Enfin, je m'étonne que la gauche,
Elisabeth Badinter en tête, n'ait
pas crié au scandale à voir une image de femme investissant son avenir dans la maternité. On aurait pu imaginer une Marianne avec un casque de chantier retroussant ses manches par-dessus son sac de
blé, un livre dans une main, en bleu de travail. Là, une jeune fille toute mignonne, toute rêveuse, regardant d'un oeil confiant vers la droite (pardon, vers l'avenir), enceinte des banques, attend
timidement que ledit avenir arrive.
Le message est assez clair, finalement. Ne vous occupez de rien, bonnes gens, nous travaillons à la France de demain avec les banquiers. Pas très rassurant.
- Ca coûte moins cher à l'impression : On va faire l'emprunt, mais n n'a pas encore les sous, alors on y va calmement...
- Le blanc, c'est neutre. Rouge, Vert, Bleu, Rose, Orange, en ces temps de campagne électorale, ça aurait pu donner une indication (et puis bariolée, ça faisait un peu trop gay pride)
- Vous la voyez toutes et tous comme enceinte, mais en fait, elle est infirmière, et elle travaille. On défend encore une fois la valeur du travail jusqu'au bout (c'est Rachida qui va être contente)
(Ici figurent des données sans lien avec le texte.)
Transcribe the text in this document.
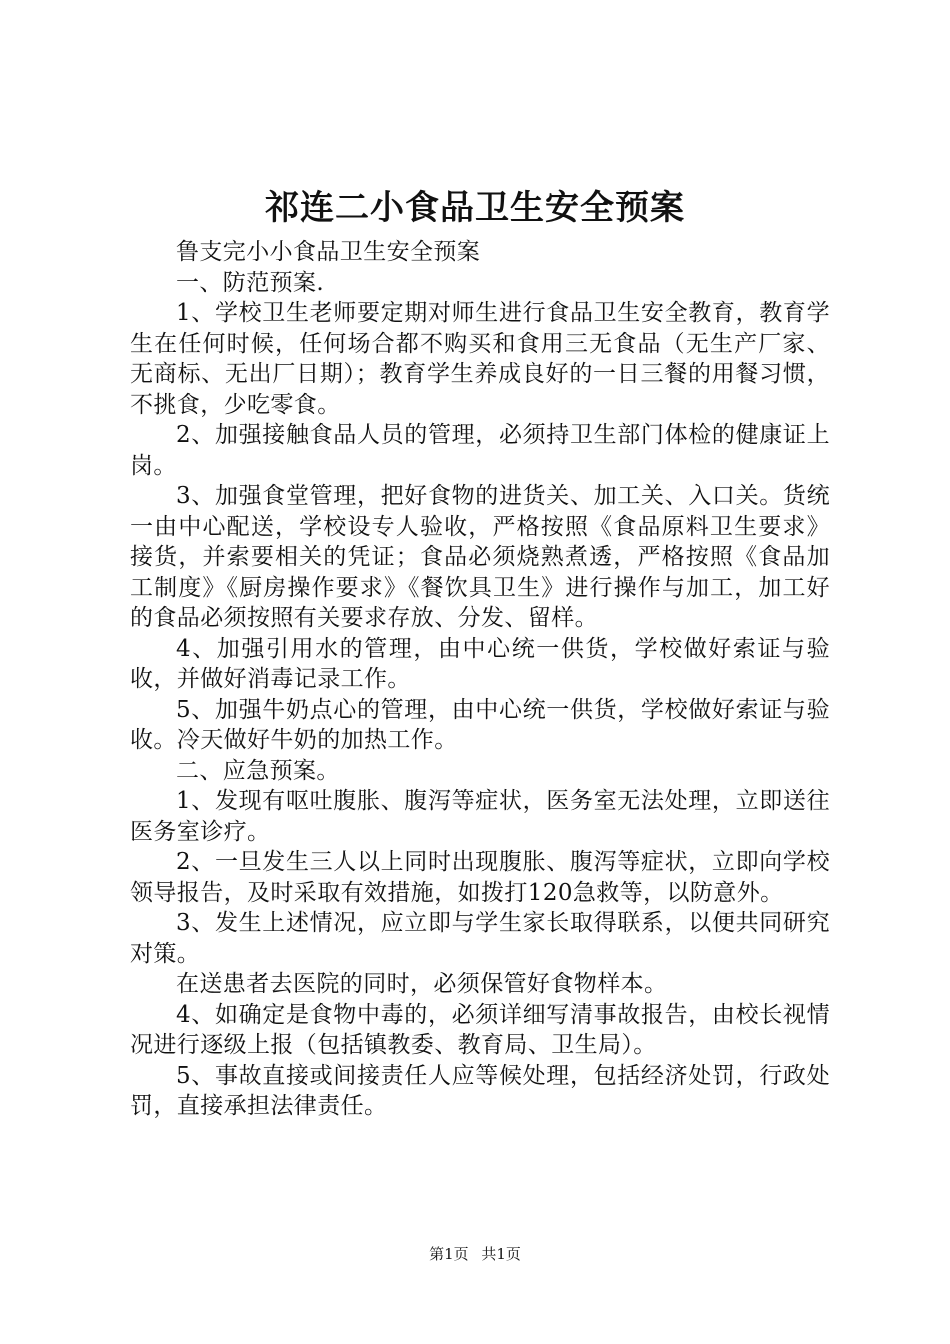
祁连二小食品卫生安全预案

鲁支完小小食品卫生安全预案

一、防范预案.

1、学校卫生老师要定期对师生进行食品卫生安全教育，教育学生在任何时候，任何场合都不购买和食用三无食品（无生产厂家、无商标、无出厂日期）；教育学生养成良好的一日三餐的用餐习惯，不挑食，少吃零食。

2、加强接触食品人员的管理，必须持卫生部门体检的健康证上岗。

3、加强食堂管理，把好食物的进货关、加工关、入口关。货统一由中心配送，学校设专人验收，严格按照《食品原料卫生要求》接货，并索要相关的凭证；食品必须烧熟煮透，严格按照《食品加工制度》《厨房操作要求》《餐饮具卫生》进行操作与加工，加工好的食品必须按照有关要求存放、分发、留样。

4、加强引用水的管理，由中心统一供货，学校做好索证与验收，并做好消毒记录工作。

5、加强牛奶点心的管理，由中心统一供货，学校做好索证与验收。冷天做好牛奶的加热工作。

二、应急预案。

1、发现有呕吐腹胀、腹泻等症状，医务室无法处理，立即送往医务室诊疗。

2、一旦发生三人以上同时出现腹胀、腹泻等症状，立即向学校领导报告，及时采取有效措施，如拨打120急救等，以防意外。

3、发生上述情况，应立即与学生家长取得联系，以便共同研究对策。

在送患者去医院的同时，必须保管好食物样本。

4、如确定是食物中毒的，必须详细写清事故报告，由校长视情况进行逐级上报（包括镇教委、教育局、卫生局）。

5、事故直接或间接责任人应等候处理，包括经济处罚，行政处罚，直接承担法律责任。

第1页 共1页
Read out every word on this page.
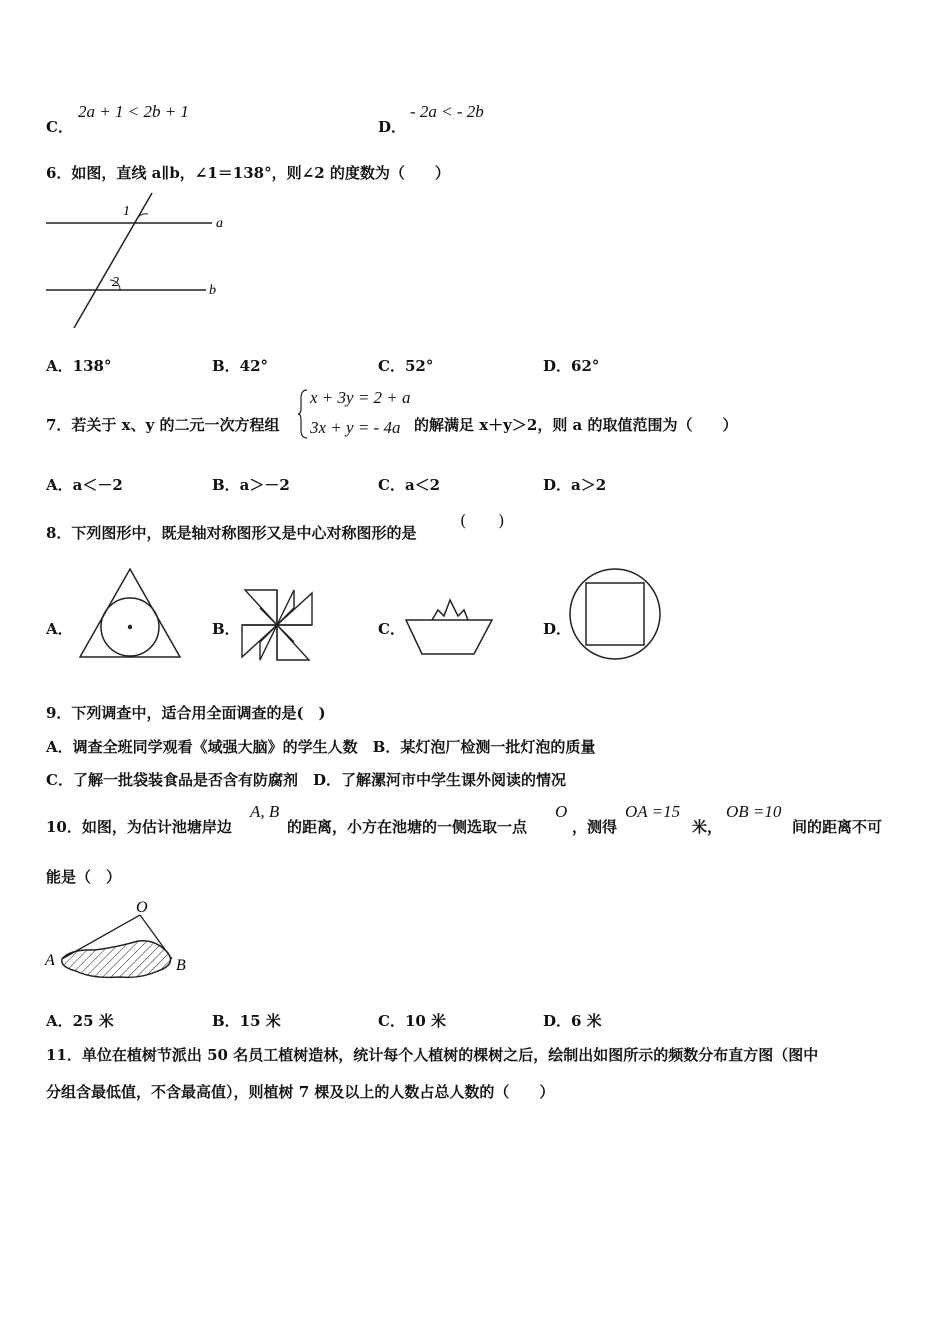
C．
2a + 1 < 2b + 1
D．
- 2a < - 2b
6．如图，直线 a∥b，∠1＝138°，则∠2 的度数为（　　）
1
2
a
b
A．138°	B．42°	C．52°	D．62°
7．若关于 x、y 的二元一次方程组
x + 3y = 2 + a
3x + y = - 4a 的解满足 x＋y＞2，则 a 的取值范围为（　　）
A．a＜－2	B．a＞－2	C．a＜2	D．a＞2
8．下列图形中，既是轴对称图形又是中心对称图形的是
(　　)
A．	B．	C．	D．
9．下列调查中，适合用全面调查的是(　)
A．调查全班同学观看《域强大脑》的学生人数　B．某灯泡厂检测一批灯泡的质量
C．了解一批袋装食品是否含有防腐剂　D．了解漯河市中学生课外阅读的情况
10．如图，为估计池塘岸边
A, B
的距离，小方在池塘的一侧选取一点
O
，测得
OA =15
米，
OB =10
间的距离不可
能是（　）
O
A	B
A．25 米	B．15 米	C．10 米	D．6 米
11．单位在植树节派出 50 名员工植树造林，统计每个人植树的棵树之后，绘制出如图所示的频数分布直方图（图中
分组含最低值，不含最高值），则植树 7 棵及以上的人数占总人数的（　　）
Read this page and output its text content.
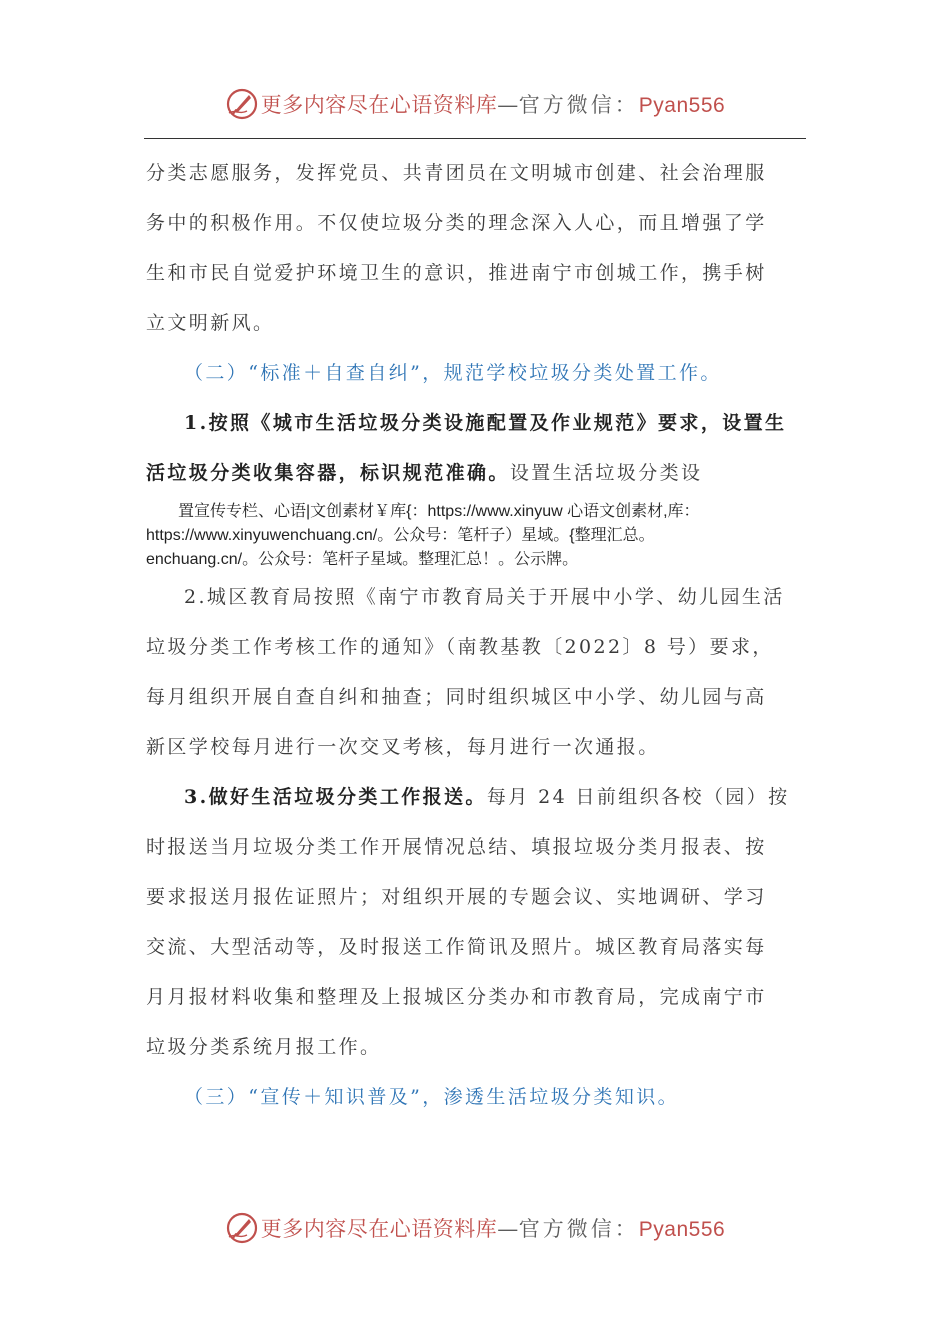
更多内容尽在心语资料库—官方微信：Pyan556
分类志愿服务，发挥党员、共青团员在文明城市创建、社会治理服
务中的积极作用。不仅使垃圾分类的理念深入人心，而且增强了学
生和市民自觉爱护环境卫生的意识，推进南宁市创城工作，携手树
立文明新风。
（二）“标准＋自查自纠”，规范学校垃圾分类处置工作。
1.按照《城市生活垃圾分类设施配置及作业规范》要求，设置生
活垃圾分类收集容器，标识规范准确。设置生活垃圾分类设
置宣传专栏、心语|文创素材￥库{：https://www.xinyuw 心语文创素材,库：
https://www.xinyuwenchuang.cn/。公众号：笔杆子）星域。{整理汇总。
enchuang.cn/。公众号：笔杆子星域。整理汇总！。公示牌。
2.城区教育局按照《南宁市教育局关于开展中小学、幼儿园生活
垃圾分类工作考核工作的通知》（南教基教〔2022〕8 号）要求，
每月组织开展自查自纠和抽查；同时组织城区中小学、幼儿园与高
新区学校每月进行一次交叉考核，每月进行一次通报。
3.做好生活垃圾分类工作报送。每月 24 日前组织各校（园）按
时报送当月垃圾分类工作开展情况总结、填报垃圾分类月报表、按
要求报送月报佐证照片；对组织开展的专题会议、实地调研、学习
交流、大型活动等，及时报送工作简讯及照片。城区教育局落实每
月月报材料收集和整理及上报城区分类办和市教育局，完成南宁市
垃圾分类系统月报工作。
（三）“宣传＋知识普及”，渗透生活垃圾分类知识。
更多内容尽在心语资料库—官方微信：Pyan556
- Entre le bonnet et la longue robe, il ne reste que peu de peau visible... Les partisans de la Burqa peuvent se sentir concernés
Voilà mes premières réflexions.
Sérieusement, bienvenue dans la blogosphère... et bonne route.
Avec le déficit qu'on a, emprunter encore plus me parait être une aberration totale! Mais je ne suis pas économiste...
ET tout cela, ce sera au bébé, une fois grand, de le rembourser, puisque ses parents s'obstinent à ne pas vouloir regarder la vérité en face!